5. The BS Artist - or 'Impostors' (if you want to be more PC)
Version 1 
Have your students write down what their professions are on a piece of paper. Check them to see if there are any duplicates. Randomly hand out the professions to your students so each student has a piece of paper with a profession on it (not theirs). Tell the class that they have to pretend that this is their job and they have to talk about their job to the other students. Have them go into as much detail as possible about it. Who they work with, what they like about it/dislike, what problems they have with it, what skills they need to have, what their typical day is...etc. Students mingle with each other and vote on who they felt was the most convincing.

Version 2
Have three students sit in the front of the class. One student will be his real profession and the other students have to pretend to be that profession. For example three students, one is a real doctor in real life, the other two are pretending to be doctors. The rest of the class is unaware of who is real and who is fake. In the style of the Dating Game, the class will ask each of the students in front different questions about their profession and try to guess who's the real deal and who are the impostors. When they guess correctly switch groups and another three go up.

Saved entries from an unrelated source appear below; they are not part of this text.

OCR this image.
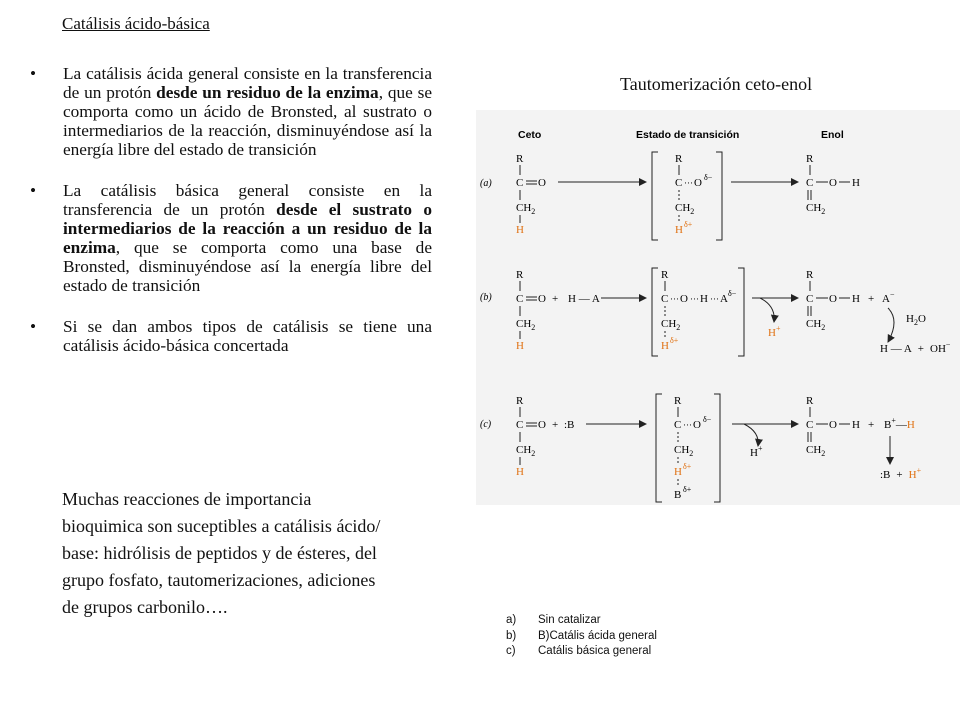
Catálisis ácido-básica
• La catálisis ácida general consiste en la transferencia de un protón desde un residuo de la enzima, que se comporta como un ácido de Bronsted, al sustrato o intermediarios de la reacción, disminuyéndose así la energía libre del estado de transición
• La catálisis básica general consiste en la transferencia de un protón desde el sustrato o intermediarios de la reacción a un residuo de la enzima, que se comporta como una base de Bronsted, disminuyéndose así la energía libre del estado de transición
• Si se dan ambos tipos de catálisis se tiene una catálisis ácido-básica concertada
Muchas reacciones de importancia bioquimica son suceptibles a catálisis ácido/ base: hidrólisis de peptidos y de ésteres, del grupo fosfato, tautomerizaciones, adiciones de grupos carbonilo….
Tautomerización ceto-enol
Ceto	Estado de transición	Enol
(a)
R
C O
$CH_2$
H
R
C ··· O δ−
$CH_2$
H δ+
R
C O H
$CH_2$
(b)
R
C O + H — A
$CH_2$
H
R
C ··· O ··· H ··· A δ−
$CH_2$
H δ+
H+
R
C O H + A−
$CH_2$
$H_2O$
H — A + OH−
(c)
R
C O + :B
$CH_2$
H
R
C ··· O δ−
$CH_2$
H δ+
B δ+
H+
R
C O H + B+—H
$CH_2$
:B + H+
a)	Sin catalizar
b)	B)Catális ácida general
c)	Catális básica general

General Tips: Improv is a skill in itself and with practice your students will get better. Remember to error correct and improve their output by either writing mistakes down or jumping in fast and eliciting mistakes if you can.



Cheers,

 C. Westergaard

Comments

  1. I played - Master of Puppets today with my intermediate level and it was fun! It works well on a Monday morning - it kicks starts the lesson and brings some life in to the students. Thanks for this one, Chris!

    ReplyDelete
  2. Chris,

    Hey bro thanks for the lesson, "Speed Conversation." I've secretly worked it into my lesson plan even though my school insists on using the interminable textbook they assigned for my class.